Entre 1949 e 89, o terreno que abriga a Praça Victor Civita foi um depósito e centro de processamento de resíduos domiciliares e hospitalares. Após a desativação do Incinerador Pinheiros, a área foi ocupada por cooperativas de reciclagem, que permaneceram no terreno até o final de 2006. Como resultado desse processo, especialmente pela liberação de resíduos não destruídos na queima dos materiais, o solo foi contaminado por traços de dioxinas, furanos e metais pesados, como chumbo, alumínio e zinco, poluentes que só poderão ser dissipados através da ação da natureza ao longo de séculos.
Quando o Grupo Abril e seus parceiros comprometeram-se a promover a reabilitação do terreno do antigo Incinerador para uso público, a Secretaria do Verde e Meio Ambiente do Município de São Paulo, a CETESB e a GTZ realizaram estudos e sondagens no local, que culminaram no Termo de Referência para Recuperação de Áreas Degradadas.
Constatou-se, então, a possibilidade de acrescentar uma camada de 50 cm de solo para controlar os processos de contaminação, isolar pontos perigosos e construir superfícies de proteção – foram mais de 3500 m³ de terra limpa em todo o terreno.

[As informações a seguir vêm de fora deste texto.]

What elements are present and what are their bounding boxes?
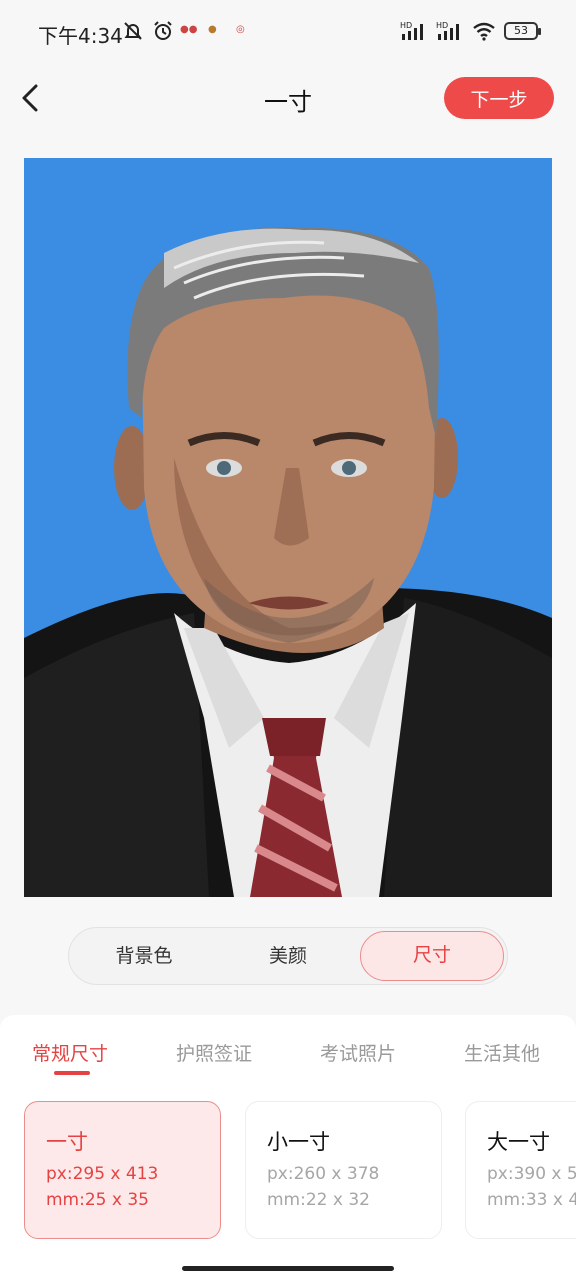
size-card-px: px:295 x 413 bbox=[46, 1164, 159, 1184]
network-label: HD bbox=[400, 21, 412, 30]
category-active-indicator bbox=[54, 1071, 90, 1075]
wifi-icon bbox=[473, 22, 495, 41]
status-time: 下午4:34 bbox=[38, 24, 123, 48]
size-card-px: px:390 x 567 bbox=[487, 1164, 576, 1184]
notification-icon: ◎ bbox=[236, 24, 245, 35]
portrait-image bbox=[24, 227, 552, 897]
size-card[interactable]: 小一寸 px:260 x 378 mm:22 x 32 bbox=[245, 1101, 442, 1239]
size-card-mm: mm:33 x 48 bbox=[487, 1190, 576, 1210]
size-card-mm: mm:25 x 35 bbox=[46, 1190, 149, 1210]
network-label: HD bbox=[436, 21, 448, 30]
status-icons-right: HD HD 53 bbox=[400, 20, 541, 42]
signal-icon: HD bbox=[436, 21, 459, 40]
size-panel: 常规尺寸 护照签证 考试照片 生活其他 一寸 px:295 x 413 mm:2… bbox=[0, 1015, 576, 1280]
bell-muted-icon bbox=[124, 22, 142, 40]
category-exam-photo[interactable]: 考试照片 bbox=[320, 1039, 396, 1066]
size-card-px: px:260 x 378 bbox=[267, 1164, 380, 1184]
notification-icon: ●● bbox=[180, 24, 198, 35]
top-bar: 一寸 下一步 bbox=[0, 60, 576, 136]
battery-indicator: 53 bbox=[504, 22, 541, 40]
id-photo-preview bbox=[24, 158, 552, 897]
status-bar: 下午4:34 ●● ● ◎ HD HD 53 bbox=[0, 0, 576, 60]
status-icons-left bbox=[122, 20, 174, 42]
home-indicator bbox=[182, 1266, 394, 1271]
tab-background-color[interactable]: 背景色 bbox=[72, 931, 216, 981]
category-life-other[interactable]: 生活其他 bbox=[464, 1039, 540, 1066]
size-card-name: 大一寸 bbox=[487, 1130, 550, 1154]
signal-icon: HD bbox=[400, 21, 423, 40]
tab-beauty[interactable]: 美颜 bbox=[216, 931, 360, 981]
size-card[interactable]: 大一寸 px:390 x 567 mm:33 x 48 bbox=[465, 1101, 576, 1239]
category-passport-visa[interactable]: 护照签证 bbox=[176, 1039, 252, 1066]
tab-size[interactable]: 尺寸 bbox=[360, 931, 504, 981]
alarm-icon bbox=[154, 21, 172, 40]
notification-icon: ● bbox=[208, 24, 217, 35]
size-card[interactable]: 一寸 px:295 x 413 mm:25 x 35 bbox=[24, 1101, 221, 1239]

Atualmente, um deck de madeira legalizada de três diferentes espécies brasileiras (ipê, garapa e sucupira) delimita o passeio pela Praça, evitando que os transeuntes tenham contato direto com as áreas de solo degradado.
Para a continuidade das pesquisas, a CETESB mantém no bosque um espaço reservado à demonstração de prospecções, sondagens e monitoramento de solo e água subterrânea.